The celebration was interrupted by heavy rains but the storm did not dampen the prevailing spirit of nationalism.

Ambassador Herman Prayitno stressed that labourers in Malaysia need to remember that they're representing Indonesia.

"I always advise (workers abroad) to save their income for their families back home so their children can pursue higher education and produce a better generation for our country. I often tell them that they are ambassadors for our country. They need to perform with a positive attitude and not break any laws and regulations in Malaysia. So far, Indonesian labourers have been perceived favourably by Malaysians," Herman said.

Harry Winarto, an expatriate who has been working in Malaysia for more than a year, said attending the event increased his feelings of nationalism. He wants both countries to maintain their ties in politics, the economy, education and human rights.

"I hope Indonesia and Malaysia can co-operate and build a win-win relationship as neighbours with close ties in culture and languages," he said.

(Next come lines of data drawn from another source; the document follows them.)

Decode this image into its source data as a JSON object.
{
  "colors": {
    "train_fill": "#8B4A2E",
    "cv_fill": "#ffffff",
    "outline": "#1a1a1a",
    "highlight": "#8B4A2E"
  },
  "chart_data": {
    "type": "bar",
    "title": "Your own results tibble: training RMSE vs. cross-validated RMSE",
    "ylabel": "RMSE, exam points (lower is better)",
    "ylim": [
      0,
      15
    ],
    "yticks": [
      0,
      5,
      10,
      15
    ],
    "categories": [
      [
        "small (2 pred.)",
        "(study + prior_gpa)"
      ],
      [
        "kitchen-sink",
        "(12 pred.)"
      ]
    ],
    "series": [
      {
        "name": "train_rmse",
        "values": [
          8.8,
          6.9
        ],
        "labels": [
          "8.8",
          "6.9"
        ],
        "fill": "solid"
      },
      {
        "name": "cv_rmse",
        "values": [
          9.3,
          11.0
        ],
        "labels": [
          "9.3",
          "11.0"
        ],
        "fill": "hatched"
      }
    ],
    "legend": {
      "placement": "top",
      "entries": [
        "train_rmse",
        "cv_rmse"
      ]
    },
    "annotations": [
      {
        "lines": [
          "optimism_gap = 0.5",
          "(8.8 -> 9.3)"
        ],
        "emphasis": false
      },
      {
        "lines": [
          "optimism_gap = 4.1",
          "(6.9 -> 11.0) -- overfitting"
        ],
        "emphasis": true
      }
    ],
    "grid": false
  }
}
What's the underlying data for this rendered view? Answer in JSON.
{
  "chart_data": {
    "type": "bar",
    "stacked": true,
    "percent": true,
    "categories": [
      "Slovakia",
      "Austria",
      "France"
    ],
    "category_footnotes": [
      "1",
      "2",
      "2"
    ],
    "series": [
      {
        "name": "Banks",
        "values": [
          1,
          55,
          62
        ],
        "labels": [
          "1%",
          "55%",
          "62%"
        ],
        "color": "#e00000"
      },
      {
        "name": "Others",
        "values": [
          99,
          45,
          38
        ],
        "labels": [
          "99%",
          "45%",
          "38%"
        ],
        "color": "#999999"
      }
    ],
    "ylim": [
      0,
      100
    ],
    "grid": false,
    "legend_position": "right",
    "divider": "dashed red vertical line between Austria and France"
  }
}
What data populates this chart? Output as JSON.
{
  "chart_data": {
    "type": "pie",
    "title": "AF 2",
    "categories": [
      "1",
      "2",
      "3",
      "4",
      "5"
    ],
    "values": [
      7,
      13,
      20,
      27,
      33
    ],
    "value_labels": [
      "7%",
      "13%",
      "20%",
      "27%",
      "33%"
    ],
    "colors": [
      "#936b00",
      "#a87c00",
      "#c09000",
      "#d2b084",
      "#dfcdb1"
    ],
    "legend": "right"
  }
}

"We must work hand-in-hand to help each other and prepare ourselves regarding the upcoming ASEAN Community in 2015. Then we could create an export and import balance with Malaysia."

Joint efforts

Ambassador Herman has pushed for Indonesians in Malaysia to be aware that both countries promote democracy in the region.

He specifically pointed to the upcoming presidential election in 2014, urging every Indonesian in Malaysia to use the opportunity as a nation-building process.

"As our next presidential election will come soon … we should make our best efforts to encourage our citizens here to exercise their right to vote to appoint our next leader," he told Khabar Southeast Asia.

Siti Marshiela, a Malaysian graduate student at University of Kuala Lumpur, said both Indonesia and Malaysia have agreed to secure the region, improve security and share resources.

When terrorists escaped from Tanjung Gusta prison in North Sumatra, Malaysia jointly beefed up its security.

"Our Special Task Force (Operations and Counter Terrorism) under the leadership of Mohamad Fuzi Harun patrols the borders, monitors situations, and keeps contact with Indonesia regarding the development of cases," she said.